Facebook stocks are at an all- time low on the New York Stock Exchange. That isn't saying much, because Facebook has been listed for only a couple of months, but it means more pressure on Facebook to make money for investors.
Facebook makes most of its money from advertisers and you, the user. It earns an average of US$5.90 (NZ$7.40) a year for everyone signed up, and you can bet Kiwis are worth less than that. Your value is not just in adverts that you click: it's also in how many friends you have to whom you can recommend products and services, and how many apps you sign up for. So it's in Facebook's interest to increase the number of friends and apps you have.
You may have noticed lately that people with fewer than 30 friends are being recommended to you as an addition to your friend list. People with more than 30 friends are more likely to be active users, and Facebook wants all its users to be active - logging in at least once a week.
That's fairly innocuous, but the way that Facebook has changed its app sign-up screen is more serious. It used to be that, when you signed up for an app, you would see in large print exactly what permissions you were granting. You'd know, for example, whether an app would gather data about you and your friends, or whether it would post to your wall on your behalf - you could click 'no thanks!' if you weren't happy with that.

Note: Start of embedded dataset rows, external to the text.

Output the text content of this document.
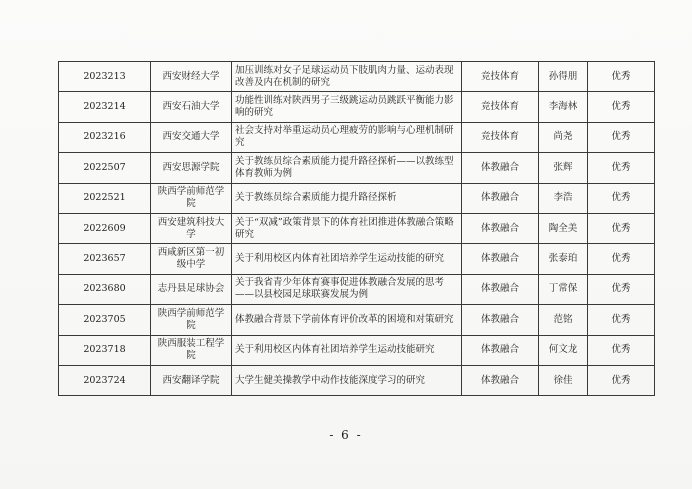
2023213	西安财经大学	加压训练对女子足球运动员下肢肌肉力量、运动表现改善及内在机制的研究	竞技体育	孙得朋	优秀
2023214	西安石油大学	功能性训练对陕西男子三级跳运动员跳跃平衡能力影响的研究	竞技体育	李海林	优秀
2023216	西安交通大学	社会支持对举重运动员心理疲劳的影响与心理机制研究	竞技体育	尚尧	优秀
2022507	西安思源学院	关于教练员综合素质能力提升路径探析——以教练型体育教师为例	体教融合	张辉	优秀
2022521	陕西学前师范学院	关于教练员综合素质能力提升路径探析	体教融合	李浩	优秀
2022609	西安建筑科技大学	关于“双减”政策背景下的体育社团推进体教融合策略研究	体教融合	陶全美	优秀
2023657	西咸新区第一初级中学	关于利用校区内体育社团培养学生运动技能的研究	体教融合	张泰珀	优秀
2023680	志丹县足球协会	关于我省青少年体育赛事促进体教融合发展的思考——以县校园足球联赛发展为例	体教融合	丁常保	优秀
2023705	陕西学前师范学院	体教融合背景下学前体育评价改革的困境和对策研究	体教融合	范铭	优秀
2023718	陕西服装工程学院	关于利用校区内体育社团培养学生运动技能研究	体教融合	何文龙	优秀
2023724	西安翻译学院	大学生健美操教学中动作技能深度学习的研究	体教融合	徐佳	优秀
- 6 -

Now that information has been moved to the bottom of the sign-up screen, in fine print and grey font. When you view an app on the App Centre, there's just a single button - 'go to app' or 'play game', with no 'cancel' option. To avoid signing up for things you don't want, click the Facebook button at the top left to take you out of the App Centre.
While on Facebook, there's a new app for iPhones and iPads. It's faster than the old version and you can now create an event right from your phone or tablet.
SMART MONEY ON PHONES
This month is a big one for phones. Nokia is expected to announce its Windows Phone 8 handsets this week, and Apple should be announcing its new iPhone next week. At PC World, we've seen information from Chinese suppliers to suggest the new iPhone will be taller, with a bigger 10-centimetre screen, a smaller power/dock connector, and a two-tone back cover.
In New Zealand, smartphones are finally getting affordable. Until recently, I've felt many smartphone handsets were overpriced. Even cheaper models were not worth spending your hard-earned cash on. In most cases, I think even a $100 price drop on most handsets might have encouraged more people to try them. But things are changing.
PC World recently tested 14 smartphones costing less than $400 and found that, even under $200, you can get a decent one.
What do you get for less than $200? A phone that can handle email and internet, with enough storage space to install a few of your favourite apps. You can play simple games, such as Angry Birds, but more interactive games aren't possible. You'll get a screen just under 7½ cm, which can make typing on the on-screen keyboard a little cramped, and low screen resolution can make text in emails and on internet pages seem blocky. Our Editor's Choice, the Vodafone Smart II ($199), has a bigger screen, better screen resolution and is faster than most.
Pay a little more and, for $200 to $400, you'll get longer battery life, a bigger screen and more space and power for apps. Overall, the Sony Xperia U at $399 was the best of the affordable bunch. No phone at that price is perfect but it can be good value.
Zara Baxter edits New Zealand PC World and has been reviewing gadgets for more than 15 years.